After the event there is life too.
We have more and more events: conferences, trainings, workshops, not to mention integrations. After their end everyone is waiting for only one thing – for photos. Some to build up their ego and make sure they looked good, others to refresh their memory, because memories are strangely blurred, others just to experience this day again. However, there is one thing that everyone does when looking at the photos from the event he was on – he is looking for himself on them.
Just a moment
The best thing you can find in an event photo is to capture the right moment. Natural laughter, visible interaction between people, emotions. It’s best if the whole photo reportage resembles the frames from the film, after watching which the viewer will think “As if I was there”.
The worst of these are – apart from the technically weak photos and red eyes – unfavourable-looking participants (closed eyes, crooked lips, etc.), artificially set shots and too many similar pictures. We have all seen it often. That’s why it’s best to stick to simple rules – emphasizes professional event photographer from ViennaShots.com
And who says it?
Speakers talk a lot – it’s obvious during the presentation, but for the photographer it could be a small obstacle. So, take pictures of the speaker when he breathes in or smiles, not when he actually speaks. Similarly, take a picture of the person who is listening, not the person who is speaking, while talking the photo of a two people.
Aside from words
Watch people and their interactions and take pictures when something happens between them – gestures, glances, smiles, laughter. Photograph not only faces, but also hands and other details – they also say a lot about the event.
Smile? Of course!
In my opinion, the best photos from the event are those where the participants do not look at the lens. There are, however, people who think that it is necessary to get acquainted, and do not always know how. Capturing a natural smile is not easy. Many people clasp in front of the lens because they don’t know how to position themselves. If the participants can’t feel at ease and just behave naturally, smile at them and in response they usually smile at you – use this moment to take the picture.

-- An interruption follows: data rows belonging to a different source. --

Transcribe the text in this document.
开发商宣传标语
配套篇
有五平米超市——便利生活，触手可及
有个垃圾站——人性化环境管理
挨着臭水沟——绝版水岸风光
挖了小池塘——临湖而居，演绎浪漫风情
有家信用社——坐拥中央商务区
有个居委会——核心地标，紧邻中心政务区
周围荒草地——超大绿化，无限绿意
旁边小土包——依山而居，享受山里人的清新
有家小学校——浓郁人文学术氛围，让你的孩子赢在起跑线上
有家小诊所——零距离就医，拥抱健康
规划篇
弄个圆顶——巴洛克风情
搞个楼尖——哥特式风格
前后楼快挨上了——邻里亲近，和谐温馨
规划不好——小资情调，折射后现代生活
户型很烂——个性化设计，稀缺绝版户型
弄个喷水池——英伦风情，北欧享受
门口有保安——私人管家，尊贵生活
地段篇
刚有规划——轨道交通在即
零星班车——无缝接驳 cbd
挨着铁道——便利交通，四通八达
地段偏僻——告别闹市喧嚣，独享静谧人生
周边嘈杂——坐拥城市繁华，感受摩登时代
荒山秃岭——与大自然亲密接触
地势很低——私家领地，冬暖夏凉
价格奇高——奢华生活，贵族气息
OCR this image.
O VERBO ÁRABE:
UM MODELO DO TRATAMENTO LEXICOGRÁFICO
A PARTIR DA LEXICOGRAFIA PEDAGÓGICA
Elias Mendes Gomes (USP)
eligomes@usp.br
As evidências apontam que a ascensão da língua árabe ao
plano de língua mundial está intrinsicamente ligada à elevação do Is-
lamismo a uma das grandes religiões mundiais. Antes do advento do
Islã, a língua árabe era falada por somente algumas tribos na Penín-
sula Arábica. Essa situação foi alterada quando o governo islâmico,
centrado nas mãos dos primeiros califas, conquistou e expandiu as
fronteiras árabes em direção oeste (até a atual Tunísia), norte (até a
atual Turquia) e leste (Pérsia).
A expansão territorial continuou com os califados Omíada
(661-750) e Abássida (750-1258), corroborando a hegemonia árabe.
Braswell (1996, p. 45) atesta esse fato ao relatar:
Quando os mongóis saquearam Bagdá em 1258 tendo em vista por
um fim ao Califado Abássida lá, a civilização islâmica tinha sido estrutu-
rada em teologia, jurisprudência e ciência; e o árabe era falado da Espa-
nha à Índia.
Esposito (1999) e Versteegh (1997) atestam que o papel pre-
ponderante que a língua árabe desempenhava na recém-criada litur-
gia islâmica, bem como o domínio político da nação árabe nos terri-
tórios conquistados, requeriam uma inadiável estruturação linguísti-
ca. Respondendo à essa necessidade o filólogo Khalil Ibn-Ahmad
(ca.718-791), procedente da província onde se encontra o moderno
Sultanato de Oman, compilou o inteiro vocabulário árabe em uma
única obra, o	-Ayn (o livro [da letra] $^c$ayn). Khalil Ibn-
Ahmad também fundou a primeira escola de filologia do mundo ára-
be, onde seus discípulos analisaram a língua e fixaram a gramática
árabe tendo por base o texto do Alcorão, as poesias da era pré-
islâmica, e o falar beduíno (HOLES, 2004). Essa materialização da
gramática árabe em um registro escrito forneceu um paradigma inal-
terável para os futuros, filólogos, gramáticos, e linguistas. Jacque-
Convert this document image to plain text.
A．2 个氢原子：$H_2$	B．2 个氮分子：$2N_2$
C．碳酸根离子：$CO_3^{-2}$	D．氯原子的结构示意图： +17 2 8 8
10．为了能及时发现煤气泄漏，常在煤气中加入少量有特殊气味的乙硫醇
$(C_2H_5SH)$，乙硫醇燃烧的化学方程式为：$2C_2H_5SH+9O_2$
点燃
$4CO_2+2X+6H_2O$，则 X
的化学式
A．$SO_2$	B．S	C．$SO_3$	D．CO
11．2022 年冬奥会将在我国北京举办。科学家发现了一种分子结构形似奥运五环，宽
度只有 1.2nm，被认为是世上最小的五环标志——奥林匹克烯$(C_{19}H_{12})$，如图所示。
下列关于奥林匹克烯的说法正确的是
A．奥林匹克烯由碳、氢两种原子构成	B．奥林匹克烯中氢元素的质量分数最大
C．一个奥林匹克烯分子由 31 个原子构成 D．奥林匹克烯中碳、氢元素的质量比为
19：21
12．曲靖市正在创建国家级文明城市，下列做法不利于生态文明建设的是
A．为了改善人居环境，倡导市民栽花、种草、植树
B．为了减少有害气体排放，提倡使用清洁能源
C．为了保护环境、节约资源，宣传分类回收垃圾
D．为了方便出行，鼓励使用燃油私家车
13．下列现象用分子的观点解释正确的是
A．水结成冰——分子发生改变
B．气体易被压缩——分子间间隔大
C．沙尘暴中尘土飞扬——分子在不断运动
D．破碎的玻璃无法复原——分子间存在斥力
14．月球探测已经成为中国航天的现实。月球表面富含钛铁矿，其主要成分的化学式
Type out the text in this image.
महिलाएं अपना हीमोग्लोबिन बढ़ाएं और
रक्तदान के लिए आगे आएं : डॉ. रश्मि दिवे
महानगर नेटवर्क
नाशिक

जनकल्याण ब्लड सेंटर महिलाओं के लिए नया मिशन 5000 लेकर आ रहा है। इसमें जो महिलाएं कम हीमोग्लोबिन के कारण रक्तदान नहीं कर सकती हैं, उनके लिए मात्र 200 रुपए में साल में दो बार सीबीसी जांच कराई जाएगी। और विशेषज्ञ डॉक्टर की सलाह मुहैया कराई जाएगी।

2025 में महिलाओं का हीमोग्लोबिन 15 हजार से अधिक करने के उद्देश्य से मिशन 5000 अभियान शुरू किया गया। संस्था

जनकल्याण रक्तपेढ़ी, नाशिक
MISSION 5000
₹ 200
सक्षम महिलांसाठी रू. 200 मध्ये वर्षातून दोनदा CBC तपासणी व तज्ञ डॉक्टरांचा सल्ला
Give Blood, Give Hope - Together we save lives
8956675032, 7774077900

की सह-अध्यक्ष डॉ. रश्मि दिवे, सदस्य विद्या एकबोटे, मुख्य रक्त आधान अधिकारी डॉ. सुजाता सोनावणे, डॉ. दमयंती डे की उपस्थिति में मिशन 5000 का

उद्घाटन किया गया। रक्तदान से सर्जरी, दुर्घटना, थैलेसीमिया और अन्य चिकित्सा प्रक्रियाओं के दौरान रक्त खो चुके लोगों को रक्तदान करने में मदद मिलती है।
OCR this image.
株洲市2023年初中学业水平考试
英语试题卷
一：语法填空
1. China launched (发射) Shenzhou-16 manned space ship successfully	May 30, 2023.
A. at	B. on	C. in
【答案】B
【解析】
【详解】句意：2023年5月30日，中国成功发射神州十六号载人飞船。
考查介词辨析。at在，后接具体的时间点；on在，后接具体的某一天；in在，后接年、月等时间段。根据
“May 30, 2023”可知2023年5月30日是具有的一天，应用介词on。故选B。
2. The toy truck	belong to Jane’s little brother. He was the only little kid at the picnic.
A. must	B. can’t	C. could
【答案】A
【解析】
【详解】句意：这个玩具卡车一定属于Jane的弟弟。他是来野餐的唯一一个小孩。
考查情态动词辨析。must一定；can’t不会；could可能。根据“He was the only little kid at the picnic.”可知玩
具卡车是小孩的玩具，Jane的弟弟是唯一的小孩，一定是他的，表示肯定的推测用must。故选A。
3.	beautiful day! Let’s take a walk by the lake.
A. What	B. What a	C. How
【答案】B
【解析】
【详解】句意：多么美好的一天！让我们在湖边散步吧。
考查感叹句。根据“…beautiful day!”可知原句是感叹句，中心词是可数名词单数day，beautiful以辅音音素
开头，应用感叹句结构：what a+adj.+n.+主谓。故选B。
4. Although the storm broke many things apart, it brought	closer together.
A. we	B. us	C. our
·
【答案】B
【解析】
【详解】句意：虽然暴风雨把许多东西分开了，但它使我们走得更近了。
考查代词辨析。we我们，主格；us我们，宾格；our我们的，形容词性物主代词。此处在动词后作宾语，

Everyone wants to look good
People are the most important part of the event – try to take photos so that they look good. Everyone can look better or worse in the picture, so choose the shots where everyone looks good, the participants will be grateful to you for that and your photos will probably go further into the world.
Shoot a lot, cut a lot
Take a lot of photos to have something to choose from. The more people in the frame, the harder it is to get to know the moment when everyone has open eyes, looks good, etc. As a last resort, you can always stick face or eyes from another shot (I’ve done so many times and nobody realized it), but it’s better not to do it. It is better to take more shots to choose the best one.
But it’s a trap – you can’t have mercy on selection. It doesn’t matter that in 4 out of 5 pictures taken by a given person he or she looks good. In the final material you don’t need so many of them. Choose the best and be raw – 2-3 photos of each speaker will suffice, you don’t have to take as many as 10 of them.
What not to do?
Not while eating. Do not take pictures of people who eat, or at least not when they are putting food in their mouths.
Even closer. Don’t be afraid to approach – the event is not only a crowd of people, it’s also a great opportunity for portraits.
Don’t get in the way. There is no worse photojournalist than one who instead of observing the event becomes a part of it.
Smile on call. Don’t make you set up to take pictures – it looks artificial, the smiles are also artificial.
An unwelcome director. Do not place people or objects, do not artificially create situations. Your task is to catch the moments in their natural way, focus on searching, not on creating.